Uma parceria entre a empresa Semembrás e a Universidade do Tennessee vai testar gramíneas tropicais brasileiras para alimentar o gado americano durante o verão, quando as pastagens tradicionais perdem produtividade.
A expertise brasileira no desenvolvimento e seleção de forrageiras tropicais está abrindo espaço em um dos maiores mercados pecuários do mundo. A Semembrás, especializada em sementes para pastagens, firmou uma importante parceria com a Universidade do Tennessee para avaliar o potencial de gramíneas forrageiras selecionadas no Brasil como alternativa para alimentação de bovinos durante o verão norte-americano.
- As forrageiras tropicais brasileiras podem suprir a falta de pasto no verão nos EUA.
- A região do Fescue Belt tem 15 milhões de hectares de pastagens que sofrem com o calor.
- A parceria envolve a Semembrás e o Instituto de Agricultura da Universidade do Tennessee.
- Os primeiros resultados serão apresentados em setembro durante um dia de campo.
- Além de ciência, a iniciativa abre mercado para sementes brasileiras no exterior.
A iniciativa busca solucionar um desafio típico da pecuária nos Estados Unidos. Em uma extensa região conhecida como Fescue Belt, que reúne aproximadamente 15 milhões de hectares de pastagens, predominam espécies adaptadas ao inverno. Com a chegada do verão e o aumento das temperaturas, essas forrageiras reduzem drasticamente sua produção, criando um período de escassez de alimento para os rebanhos.

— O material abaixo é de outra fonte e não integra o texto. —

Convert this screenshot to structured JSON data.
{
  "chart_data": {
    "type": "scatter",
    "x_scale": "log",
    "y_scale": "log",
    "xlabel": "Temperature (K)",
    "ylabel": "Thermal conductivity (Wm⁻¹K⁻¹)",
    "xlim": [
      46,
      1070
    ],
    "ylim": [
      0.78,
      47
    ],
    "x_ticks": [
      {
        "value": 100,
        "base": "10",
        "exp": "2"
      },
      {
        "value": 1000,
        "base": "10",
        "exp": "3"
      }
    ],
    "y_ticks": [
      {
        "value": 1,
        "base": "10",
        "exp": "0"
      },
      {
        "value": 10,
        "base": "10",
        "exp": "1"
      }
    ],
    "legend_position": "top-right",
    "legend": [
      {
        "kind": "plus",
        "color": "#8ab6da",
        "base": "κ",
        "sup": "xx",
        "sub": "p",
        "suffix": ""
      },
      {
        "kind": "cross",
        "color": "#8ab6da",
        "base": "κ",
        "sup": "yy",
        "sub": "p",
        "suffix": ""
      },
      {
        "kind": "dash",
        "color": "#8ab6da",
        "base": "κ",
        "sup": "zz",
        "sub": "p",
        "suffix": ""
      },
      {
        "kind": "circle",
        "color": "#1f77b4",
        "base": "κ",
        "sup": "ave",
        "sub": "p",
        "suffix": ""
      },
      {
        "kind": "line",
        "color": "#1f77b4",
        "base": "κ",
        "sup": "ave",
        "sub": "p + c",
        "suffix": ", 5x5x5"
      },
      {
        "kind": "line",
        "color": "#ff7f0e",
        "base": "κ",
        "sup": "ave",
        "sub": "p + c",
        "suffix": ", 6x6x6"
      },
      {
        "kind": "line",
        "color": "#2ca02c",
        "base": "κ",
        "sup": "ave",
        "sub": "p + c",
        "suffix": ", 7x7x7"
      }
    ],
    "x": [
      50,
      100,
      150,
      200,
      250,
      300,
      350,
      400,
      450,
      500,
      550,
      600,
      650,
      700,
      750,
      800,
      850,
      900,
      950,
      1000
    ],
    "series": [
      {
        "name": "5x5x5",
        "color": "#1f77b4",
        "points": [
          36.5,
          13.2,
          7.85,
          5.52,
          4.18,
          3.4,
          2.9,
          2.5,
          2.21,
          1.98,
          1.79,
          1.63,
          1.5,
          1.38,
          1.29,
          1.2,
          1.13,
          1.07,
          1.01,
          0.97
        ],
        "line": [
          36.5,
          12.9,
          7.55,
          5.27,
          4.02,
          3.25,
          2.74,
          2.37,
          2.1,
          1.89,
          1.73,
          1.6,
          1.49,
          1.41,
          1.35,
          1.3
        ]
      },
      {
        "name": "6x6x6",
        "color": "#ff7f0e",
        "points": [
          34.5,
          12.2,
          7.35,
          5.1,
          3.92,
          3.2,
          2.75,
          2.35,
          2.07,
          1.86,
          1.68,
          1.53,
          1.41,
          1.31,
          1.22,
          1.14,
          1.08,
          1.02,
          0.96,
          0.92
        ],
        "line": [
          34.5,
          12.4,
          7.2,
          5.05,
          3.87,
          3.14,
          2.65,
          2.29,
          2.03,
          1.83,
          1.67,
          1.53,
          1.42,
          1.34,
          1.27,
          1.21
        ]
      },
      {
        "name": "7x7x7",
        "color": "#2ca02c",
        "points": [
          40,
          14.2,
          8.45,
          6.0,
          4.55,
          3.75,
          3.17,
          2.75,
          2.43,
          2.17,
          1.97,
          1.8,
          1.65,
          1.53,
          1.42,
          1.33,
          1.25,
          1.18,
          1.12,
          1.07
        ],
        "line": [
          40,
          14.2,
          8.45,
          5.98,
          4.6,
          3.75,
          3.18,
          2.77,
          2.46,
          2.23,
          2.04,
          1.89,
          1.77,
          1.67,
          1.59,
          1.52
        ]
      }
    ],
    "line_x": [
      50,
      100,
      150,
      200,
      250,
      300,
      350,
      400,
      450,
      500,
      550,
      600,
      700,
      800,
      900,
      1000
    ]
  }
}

É justamente nesse intervalo que entram as gramíneas tropicais desenvolvidas no Brasil. Quando chega o verão, as forrageiras utilizadas atualmente lá perdem produtividade. Nossa proposta é avaliar materiais capazes de suprir essa demanda justamente nesse período, explica Hemython Luis Bandeira do Nascimento, engenheiro agrônomo, doutor em Zootecnia e gerente de Pesquisa, Desenvolvimento e Inovação da empresa.
Universidade parceira dos produtores
Para os ensaios, conduzidos em parceria com Bruno Pedreira, diretor do Beef & Forage Center, do Instituto de Agricultura da Universidade do Tennessee, e pesquisador com passagem e ampla experiência pela Embrapa, a Semembrás enviou três materiais para avaliação: Urochloa ruziziensis, Urochloa brizantha e um mix de forrageiras. Os experimentos tiveram início em maio e contemplam cinco épocas distintas de plantio, permitindo identificar quais materiais apresentam melhor adaptação às condições climáticas e ao calendário agrícola da região.
As pesquisas com os materiais enviados pela Semembrás ganham ainda mais relevância diante do papel desempenhado pelas universidades no sistema de inovação agrícola norte-americano. Neste modelo, as instituições de pesquisa possuem forte integração com produtores rurais e órgãos locais de extensão.
As tecnologias são avaliadas e validadas em campo e, posteriormente, os pesquisadores geram recomendações como base para suas decisões de investimento. Os produtores acompanham os experimentos e, com base nos resultados, decidem que forrageira utilizar na sua propriedade. A nossa intenção é oferecer novas alternativas para os produtores do Tennessee, aumentando a diversidade e resiliência dos nossos sistemas de produção com base em patentes, diz Pedreira.
Os primeiros resultados serão apresentados agora em setembro, durante um dia de campo promovido pela Universidade, no qual os americanos poderão conhecer o desempenho das cultivares brasileiras em condições reais de campo. Estamos muito empolgados com o que será revelado no evento, afinal, os resultados preliminares já são muito positivos, adianta Nascimento.
Brasil exportando conhecimento
Além do potencial científico, a iniciativa da Semembrás com a universidade norte-americana representa uma oportunidade estratégica para ampliar a presença internacional das sementes produzidas no Brasil. Além disso, é um mercado com grande demanda e que remunera bem. Temos capacidade para produzir sementes com a qualidade exigida por esse mercado, com volume e preço para atender essa demanda. É uma oportunidade importante ampliando a nossa presença internacional, finaliza Nascimento.